Elle se souvient de son mari et pleure. Elle se rappelle sa fille et pleure encore. Elle raconte ce petit « clac » sous l’oreille droite en recevant l’appel de l’infirmière, ce petit craquement qui a détruit quelque chose en elle. Elle ne peut l’expliquer. Elle ne se souvient pas. Peut-être  a-t-elle fui par commodité, pour ne pas affronter. Elle était médecin, elle n’est plus rien mais elle prend soin des autres, comme elle le peut. Elle parle sans ne jamais s’arrêter, sans se plaindre, je l’écoute avec intérêt.

« Le jour où j’ai perdu la tête » répète-t-elle, « le jour où j’ai perdu la tête »…

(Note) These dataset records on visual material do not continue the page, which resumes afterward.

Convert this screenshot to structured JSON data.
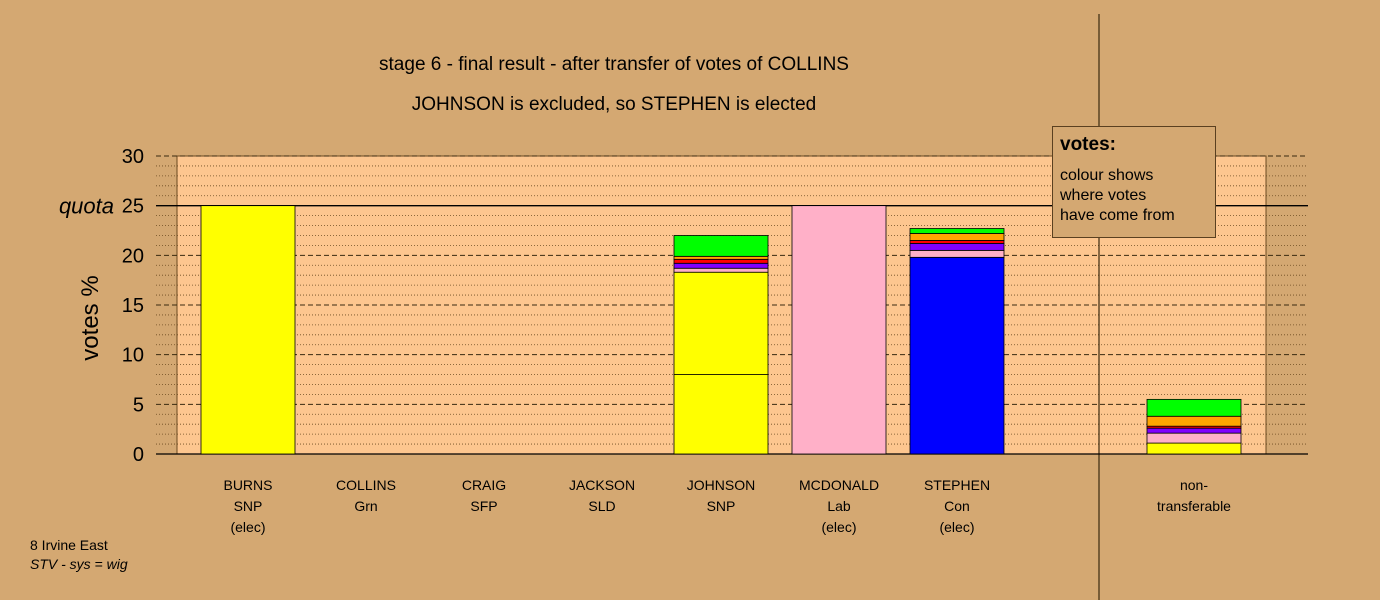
{
  "chart_data": {
    "type": "bar",
    "stacked": true,
    "title": "stage 6 - final result - after transfer of votes of COLLINS",
    "subtitle": "JOHNSON is excluded, so STEPHEN is elected",
    "ylabel": "votes %",
    "ylim": [
      0,
      30
    ],
    "yticks": [
      0,
      5,
      10,
      15,
      20,
      25,
      30
    ],
    "quota": {
      "label": "quota",
      "value": 25
    },
    "grid": true,
    "categories": [
      {
        "name": "BURNS",
        "party": "SNP",
        "status": "(elec)"
      },
      {
        "name": "COLLINS",
        "party": "Grn",
        "status": ""
      },
      {
        "name": "CRAIG",
        "party": "SFP",
        "status": ""
      },
      {
        "name": "JACKSON",
        "party": "SLD",
        "status": ""
      },
      {
        "name": "JOHNSON",
        "party": "SNP",
        "status": ""
      },
      {
        "name": "MCDONALD",
        "party": "Lab",
        "status": "(elec)"
      },
      {
        "name": "STEPHEN",
        "party": "Con",
        "status": "(elec)"
      },
      {
        "name": "non-",
        "party": "transferable",
        "status": ""
      }
    ],
    "segments": [
      [
        {
          "value": 25.0,
          "color": "#ffff00"
        }
      ],
      [],
      [],
      [],
      [
        {
          "value": 8.0,
          "color": "#ffff00"
        },
        {
          "value": 10.3,
          "color": "#ffff00"
        },
        {
          "value": 0.4,
          "color": "#ffb0c8"
        },
        {
          "value": 0.5,
          "color": "#8000ff"
        },
        {
          "value": 0.4,
          "color": "#ff0000"
        },
        {
          "value": 0.3,
          "color": "#ffa500"
        },
        {
          "value": 2.1,
          "color": "#00ff00"
        }
      ],
      [
        {
          "value": 25.0,
          "color": "#ffb0c8"
        }
      ],
      [
        {
          "value": 19.8,
          "color": "#0000ff"
        },
        {
          "value": 0.7,
          "color": "#ffb0c8"
        },
        {
          "value": 0.7,
          "color": "#8000ff"
        },
        {
          "value": 0.3,
          "color": "#ff0000"
        },
        {
          "value": 0.7,
          "color": "#ffa500"
        },
        {
          "value": 0.5,
          "color": "#00ff00"
        }
      ],
      [
        {
          "value": 1.1,
          "color": "#ffff00"
        },
        {
          "value": 1.0,
          "color": "#ffb0c8"
        },
        {
          "value": 0.5,
          "color": "#8000ff"
        },
        {
          "value": 0.2,
          "color": "#ff0000"
        },
        {
          "value": 1.0,
          "color": "#ffa500"
        },
        {
          "value": 1.7,
          "color": "#00ff00"
        }
      ]
    ]
  },
  "legend": {
    "title": "votes:",
    "lines": [
      "colour shows",
      "where votes",
      "have come from"
    ]
  },
  "footer": {
    "line1": "8 Irvine East",
    "line2": "STV - sys = wig"
  },
  "colors": {
    "background": "#d4a872",
    "plot_background": "#fdc68f"
  }
}
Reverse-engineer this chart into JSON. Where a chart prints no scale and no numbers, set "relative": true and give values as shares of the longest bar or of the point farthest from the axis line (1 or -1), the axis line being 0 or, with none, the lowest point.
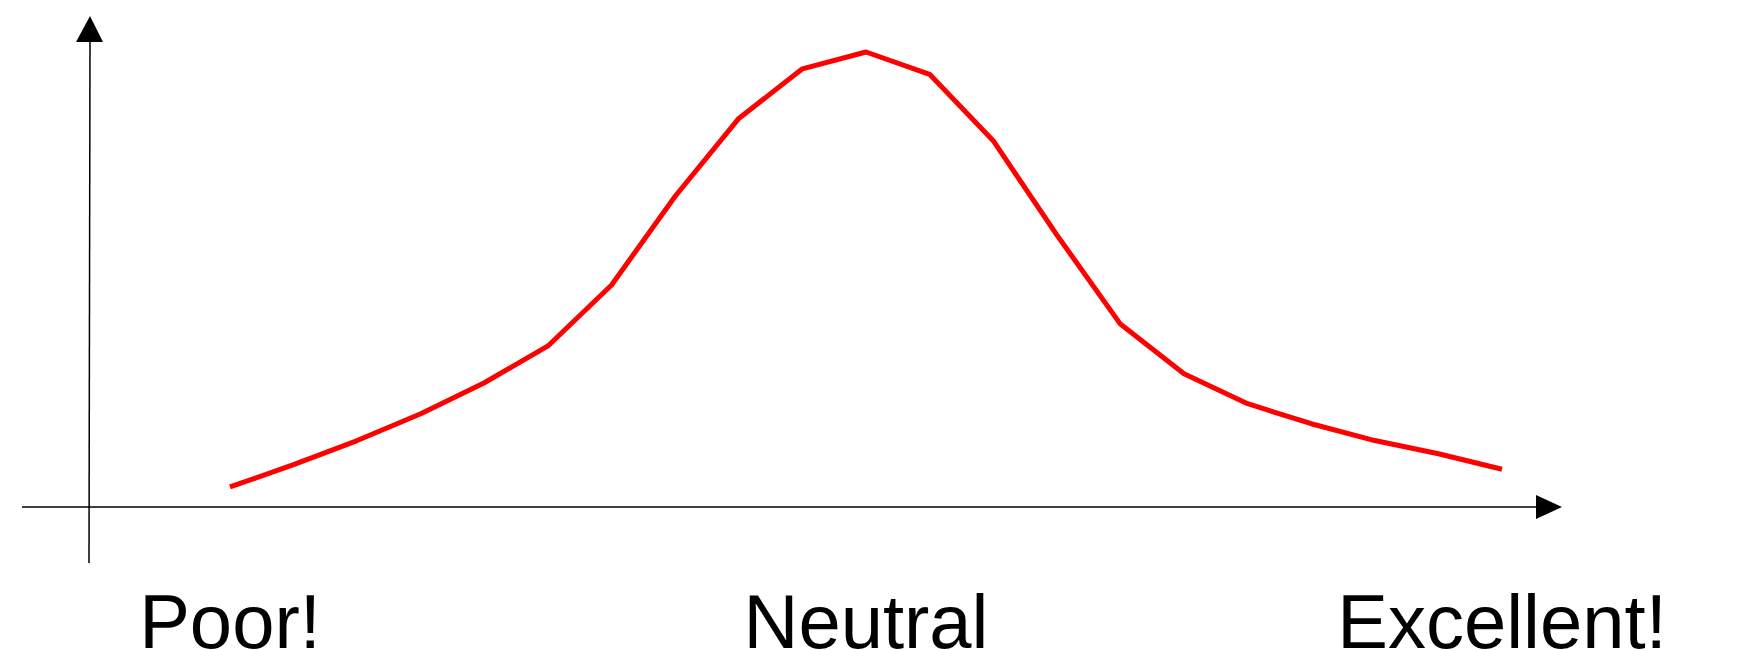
{
  "chart_data": {
    "type": "line",
    "relative": true,
    "categories": [
      "Poor!",
      null,
      null,
      null,
      null,
      null,
      null,
      null,
      null,
      null,
      "Neutral",
      null,
      null,
      null,
      null,
      null,
      null,
      null,
      null,
      null,
      "Excellent!"
    ],
    "series": [
      {
        "color": "#ff0000",
        "values": [
          0.044,
          0.093,
          0.146,
          0.205,
          0.273,
          0.354,
          0.488,
          0.683,
          0.854,
          0.963,
          1.0,
          0.951,
          0.805,
          0.598,
          0.402,
          0.293,
          0.227,
          0.183,
          0.146,
          0.117,
          0.083
        ]
      }
    ]
  }
}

Alors que les larmes nettoient son visage de quinze années difficiles, je la vois réaliser devant moi tout ce qui s’est passé. Elle ne se rend compte que maintenant qu’elle a délaissé tout le monde, elle a abandonné son enfant, ses patients… Elle s’en veut mais elle renait à la vie, retrouve son humanité.

Devant tant de peine, j’essaie d’apporter une once de joie à sa vie et, en serrant sa main je dis :

- Je m’appelle Marie, comme toi. Tu reviens quand tu veux à la maison, Mamie. Tu nous manques, Maman est devenue médecin, comme sa mère, comme toi.